Senior management at Alphabet and Google now have to contend with another anti-trust investigation, as most US states join forces to investigate the firm.
Last week it was reported that attorney generals from more than 30 US states were readying an anti-trust investigation of Alphabet’s Google unit.
But when the investigation was officially launched on Monday, it was revealed that the attorneys general from 48 US states, as well as the District of Columbia and Puerto Rico were joining forces for the anti-trust probe.
Texas is leading the investigation, and its attorney general Ken Paxton was quoted by Reuters as saying the probe will focus on Google’s “overarching control of online advertising markets and search traffic that may have led to anticompetitive behavior that harms consumers.”
The fact that most US states have joined the investigation will concern Google management.
Only California (the home state of Google) and Alabama declined to be part of the investigation.
Participating states on Monday asked Google to provide documents on its advertising business, Paxton reportedly said at the announcement in Washington.
Some attorneys general present at the launch described the investigation as “preliminary” and said they expected it would expand to cover other issues, including data privacy.
Arkansas Attorney General Leslie Rutledge reportedly called Google’s search engine a “juggernaut” and argued that a free search sometimes came at the cost of the freedom to choose the best products from the best companies.

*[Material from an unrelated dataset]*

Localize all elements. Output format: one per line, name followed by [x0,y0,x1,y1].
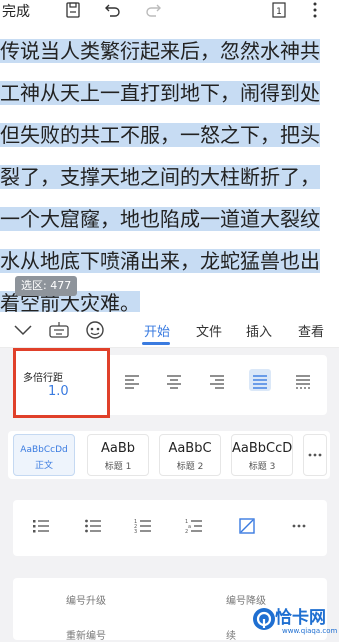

“When a company becomes a verb, it may seem as though the states are David taking on Goliath but I am proud to stand tall with my fellow attorneys general,” Rutledge reportedly said.
“There’s nothing wrong with being a dominant player when it’s done fairly,” said Sean Reyes, the Republican attorney general of Utah. He said there is a “presumption” of innocence in such an investigation but still said there is a “pervasiveness” to complaints about Google’s business practices.
Meanwhile it is known that a separate group of eight state attorneys general, led by New York, joined by the District of Columbia, announced last Friday it was investigating Facebook.
This potential investigation will join other ongoing probes.
In July this year the US Department of Justice (DoJ) said it would investigate whether “market-leading online platforms have achieved market power and are engaging in practices that have reduced competition, stifled innovation, or otherwise harmed consumers.”
That antitrust investigation did not name any particular companies, but it is widely assumed it will include the likes of Facebook, Google, Amazon and maybe even Apple.
It is reported that State attorneys general have fewer resources than federal agencies, but have in the past teamed up to take on giant firms.